In The Design Inference
, Dembski lays out a three-part explanatory filter by which we can detect intelligent design:
This explanatory filter recognizes that there are three causes for things: chance, law and design. The premise behind the filter is the positive prediction of design that designers tend to build complex things with low probability that correspond to a specified pattern. In biology, this could be an irreducibly complex structure which fulfills some biological function. This filter helps ensure that we detect design only when it is warranted. If something is high probability, we may ascribe it to a law. If something is intermediate probability, we may ascribe it to chance. But if it is specified and low probability, then this is the tell-tale sign that we are dealing with something that is designed. In these high information-situations, intelligent design theorist Stephen C. Meyer also emphasizes many of the positive predictions of intelligent design:
"Experience teaches that information-rich systems … invariable result from intelligent causes, not naturalistic ones. Yet origin-of-life biology has artificially limited its explanatory search to the naturalistic nodes of causation … chance and necessity. Finding the best explanation, however, requires invoking causes that have the power to produce the effect in question. When it comes to information, we know of only one such cause. For this reason, the biology of the information age now requires a new science of design.
(Stephen C. Meyer, Mere Creation, pg. 140).
"Indeed, in all cases where we know the causal origin of 'high information content,' experience has shown that intelligent design played a causal role."
(Stephen C. Meyer, DNA and Other Designs)
"Intelligent design provides a sufficient causal explanation for the origin of large amounts of information, since we have considerable experience of intelligent agents generating informational configurations of matter."
(Meyer S. C. et. al., "The Cambrian Explosion: Biology's Big Bang," in Darwinism, Design, and Public Education, edited by J. A. Campbell and S. C. Meyer (Michigan State University Press, 2003)

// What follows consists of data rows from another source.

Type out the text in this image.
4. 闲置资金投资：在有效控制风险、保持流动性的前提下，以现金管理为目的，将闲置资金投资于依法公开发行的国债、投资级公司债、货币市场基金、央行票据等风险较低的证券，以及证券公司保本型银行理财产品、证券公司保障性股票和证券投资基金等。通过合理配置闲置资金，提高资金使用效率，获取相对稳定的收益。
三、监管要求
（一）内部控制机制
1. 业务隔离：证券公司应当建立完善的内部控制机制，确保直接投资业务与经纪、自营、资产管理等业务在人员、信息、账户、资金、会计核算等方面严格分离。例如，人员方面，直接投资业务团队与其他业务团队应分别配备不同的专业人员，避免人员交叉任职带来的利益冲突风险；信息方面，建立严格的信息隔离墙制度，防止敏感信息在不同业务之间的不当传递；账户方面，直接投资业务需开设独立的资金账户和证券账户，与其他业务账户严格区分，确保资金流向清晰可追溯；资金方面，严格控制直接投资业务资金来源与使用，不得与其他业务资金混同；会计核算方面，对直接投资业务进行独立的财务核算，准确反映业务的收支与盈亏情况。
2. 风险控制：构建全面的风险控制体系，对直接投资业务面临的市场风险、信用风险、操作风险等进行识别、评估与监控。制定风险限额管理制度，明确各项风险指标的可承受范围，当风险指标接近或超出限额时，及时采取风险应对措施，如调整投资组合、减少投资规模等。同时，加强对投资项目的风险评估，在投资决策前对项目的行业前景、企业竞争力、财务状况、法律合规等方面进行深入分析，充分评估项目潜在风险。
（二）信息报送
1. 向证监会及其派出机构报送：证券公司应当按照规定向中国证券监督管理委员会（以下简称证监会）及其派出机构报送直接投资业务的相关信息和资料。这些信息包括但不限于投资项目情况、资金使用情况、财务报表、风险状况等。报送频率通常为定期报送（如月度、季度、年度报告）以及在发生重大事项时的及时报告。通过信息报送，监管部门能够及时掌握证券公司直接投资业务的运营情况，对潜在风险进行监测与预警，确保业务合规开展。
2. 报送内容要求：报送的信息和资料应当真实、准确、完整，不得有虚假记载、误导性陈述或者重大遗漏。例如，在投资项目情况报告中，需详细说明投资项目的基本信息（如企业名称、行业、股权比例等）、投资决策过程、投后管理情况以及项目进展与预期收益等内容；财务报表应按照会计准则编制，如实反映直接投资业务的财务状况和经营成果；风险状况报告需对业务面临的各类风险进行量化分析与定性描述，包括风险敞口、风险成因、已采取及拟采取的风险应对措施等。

Intelligent design is thus a cause sufficient to produce the high levels of information, i.e. irreducible complexity, found in biology. Intelligent design is not merely an argument from ignorance against evolution, but is inferred because of its positive predictions of how we understand designers to operate.

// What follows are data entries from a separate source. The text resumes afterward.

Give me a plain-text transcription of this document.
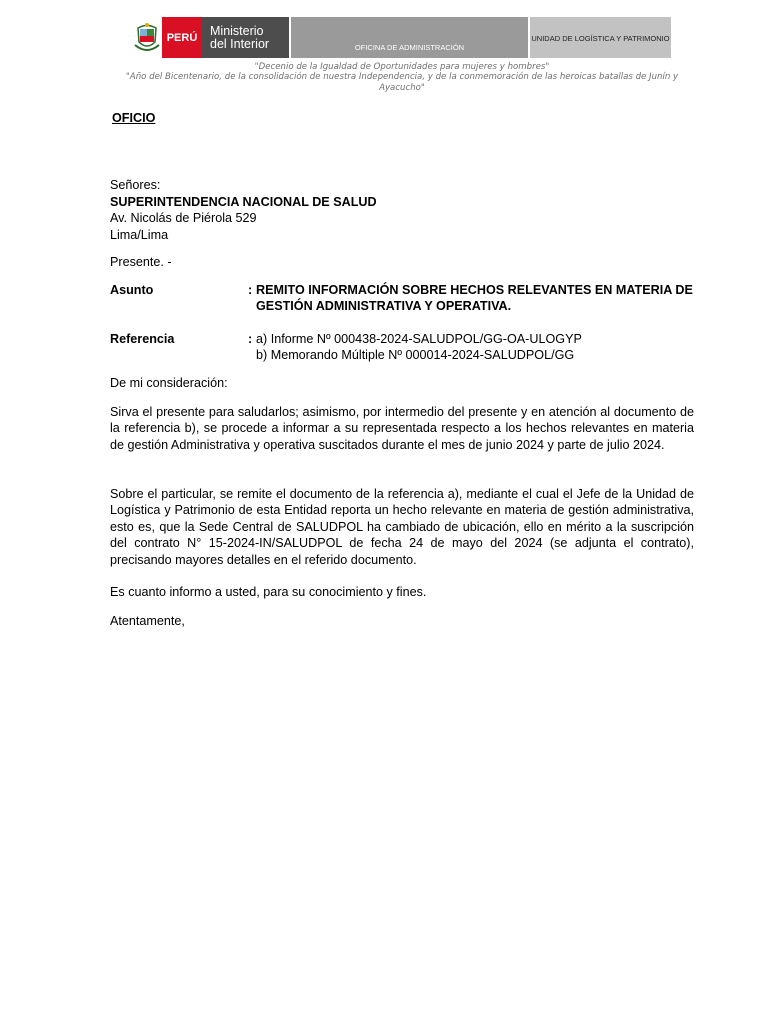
PERÚ	Ministerio
del Interior	OFICINA DE ADMINISTRACIÓN
UNIDAD DE LOGÍSTICA Y PATRIMONIO
"Decenio de la Igualdad de Oportunidades para mujeres y hombres"
"Año del Bicentenario, de la consolidación de nuestra Independencia, y de la conmemoración de las heroicas batallas de Junín y Ayacucho"
OFICIO
Señores:
SUPERINTENDENCIA NACIONAL DE SALUD
Av. Nicolás de Piérola 529
Lima/Lima
Presente. -
Asunto	: REMITO INFORMACIÓN SOBRE HECHOS RELEVANTES EN MATERIA DE GESTIÓN ADMINISTRATIVA Y OPERATIVA.
Referencia	: a) Informe Nº 000438-2024-SALUDPOL/GG-OA-ULOGYP
b) Memorando Múltiple Nº 000014-2024-SALUDPOL/GG
De mi consideración:
Sirva el presente para saludarlos; asimismo, por intermedio del presente y en atención al documento de la referencia b), se procede a informar a su representada respecto a los hechos relevantes en materia de gestión Administrativa y operativa suscitados durante el mes de junio 2024 y parte de julio 2024.
Sobre el particular, se remite el documento de la referencia a), mediante el cual el Jefe de la Unidad de Logística y Patrimonio de esta Entidad reporta un hecho relevante en materia de gestión administrativa, esto es, que la Sede Central de SALUDPOL ha cambiado de ubicación, ello en mérito a la suscripción del contrato N° 15-2024-IN/SALUDPOL de fecha 24 de mayo del 2024 (se adjunta el contrato), precisando mayores detalles en el referido documento.
Es cuanto informo a usted, para su conocimiento y fines.
Atentamente,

Positive Predictions of Intelligent Design:
Table 1. Ways Designers Act When Designing (Observations):|
|(1) Take many parts and arrange them in highly specified and complex patterns which perform a specific function.|
(2) Rapidly infuse any amounts of genetic information into the biosphere, including large amounts, such that at times rapid morphological or genetic changes could occur in populations.
(3) 'Re-use parts' over-and-over in different types of organisms (design upon a common blueprint).
(4) Be said to typically NOT create completely functionless objects or parts (although we may sometimes think something is functionless, but not realize its true function).
Table 2. Predictions of Design (Hypothesis):|
(1) High information content machine-like irreducibly complex structures will be found.|
(2) Forms will be found in the fossil record that appear suddenly and without any precursors.
(3) Genes and functional parts will be re-used in different unrelated organisms.
(4) The genetic code will NOT contain much discarded genetic baggage code or functionless "junk DNA".